Uma equipa internacional, que conta com a participação de cinco investigadores da Faculdade de Ciências e Tecnologia da Universidade de Coimbra (FCTUC), anunciou hoje à comunidade científica um surpreendente número de eventos registados pelo XENON1T, o sistema mais sensível de sempre na deteção de matéria escura.
A natureza destes eventos não está, porém, ainda totalmente deslindada, não se declarando por isso a descoberta da matéria escura. A sua assinatura é semelhante à produzida por quantidades residuais de trítio (um átomo de hidrogénio com dois neutrões e um protão no núcleo), mas pode ser também sinal de algo muito mais importante: a existência de um novo tipo de partícula denominado axião solar ou de propriedades até agora desconhecidas dos neutrinos.

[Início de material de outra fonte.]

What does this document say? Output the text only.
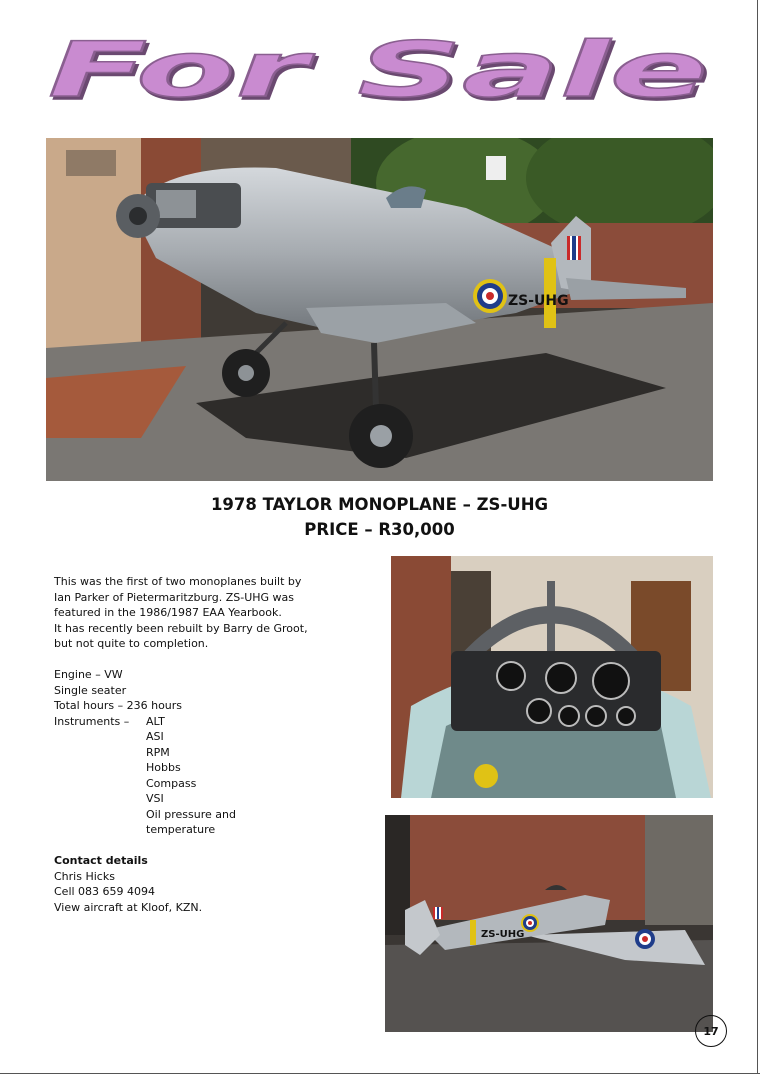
For Sale
ZS-UHG
1978 TAYLOR MONOPLANE – ZS-UHG
PRICE – R30,000

This was the first of two monoplanes built by

Ian Parker of Pietermaritzburg. ZS-UHG was

featured in the 1986/1987 EAA Yearbook.

It has recently been rebuilt by Barry de Groot,

but not quite to completion.

Engine – VW

Single seater

Total hours – 236 hours

Instruments –	ALT
ASI
RPM
Hobbs
Compass
VSI
Oil pressure and
temperature

Contact details

Chris Hicks

Cell 083 659 4094

View aircraft at Kloof, KZN.

ZS-UHG
17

O XENON1T esteve em operação entre 2016 e 2018 em Itália, no laboratório subterrâneo de Gran Sasso, debaixo de 1300 metros de rocha. Projetado para a deteção extremamente rara de matéria escura, este sistema de altíssima sensibilidade mostrou já conseguir registar outros eventos de muito difícil deteção. Por exemplo, no ano passado foi publicada na prestigiada revista Nature a medida direta conseguida com este sistema, pela primeira vez na história, do decaimento nuclear mais raro no universo.
O sistema XENON1T usa como alvo duas toneladas de xénon ultra-purificado. «Uma radiação ao passar pelo alvo pode gerar, em geral, sinais ínfimos de luz e carga. A esmagadora maioria destes sinais (mais de 99,9%) deve-se a radiações de origem conhecida, o que permite aos cientistas calcular com grande precisão o número de eventos esperado. E aqui observaram-se mais 22,8% eventos em relação ao previsto», diz José Matias-Lopes, investigador do Laboratório de Instrumentação, Engenharia Biomédica e Física da Radiação (LIBPhys) da FCTUC e coordenador da equipa portuguesa.
Uma possível explicação «terá a ver com a presença de trítio, um isótopo radioativo do hidrogénio. Alguns átomos de trítio em 10 biliões de biliões de átomos de xénon seriam o suficiente para justificar o excesso de eventos registados, mas não existe ainda forma de medir estas tão ínfimas concentrações e assim confirmar esta hipótese», esclarece.
Outra possibilidade, «muitíssimo mais interessante, é a existência de um novo tipo de partícula. De facto, o excesso de eventos observados tem energias similares às que se esperam para os axiões produzidas no sol», avança José Matias-Lopes.
Os axiões são partículas previstas teoricamente, tendo o sol condições para ser uma fonte intensa deles. Embora os axiões não sejam matéria escura, o seu avistamento seria o primeiro de uma nova classe de partículas cuja existência é solidamente apoiada pelos estudos teóricos. Esta descoberta teria um forte impacto no avanço do conhecimento, não só da Astrofísica, mas também da própria Física. Adicionalmente, os axiões produzidos no início do universo podem também explicar a origem da matéria escura.
A terceira e última explicação avançada para o excesso observado tem origem nos neutrinos, que passam aos biliões pelo nosso corpo a cada segundo, sem deixar rasto. A confirmar-se esta hipótese, o momento magnético (uma característica de todas as partículas) dos neutrinos teria de ser superior ao valor previsto pela teoria, o que obrigaria à necessidade de criar novos paradigmas e modelos físicos capazes de o explicar.
Das três explicações consideradas pelos cientistas da colaboração XENON, «a mais favorecida em termos estatísticos é a dos axiões solares, com uma probabilidade de cerca de 99,98% de que os sinais sejam desta origem. Mas mesmo com este elevado grau de probabilidade não se pode declarar descoberta», revela José Matias-Lopes.
As outras duas possibilidades, trítio ou neutrinos com maior momento magnético, têm também uma elevada probabilidade, cerca de 99,93% em ambos os casos, de estarem na origem do excesso observado.
«Avizinham-se por isso tempos de grandes avanços e de descobertas que levam a largos passos em frente no conhecimento da Humanidade», afirma o consórcio.
O consórcio XENON é constituído por 163 cientistas de 28 grupos de investigação dos EUA, Alemanha, Portugal, Suíça, França, Holanda, Suécia, Japão, Israel e Abu Dhabi. Portugal é parceiro desta colaboração desde o seu início, em 2005, através da equipa do LIBPhys da Universidade de Coimbra.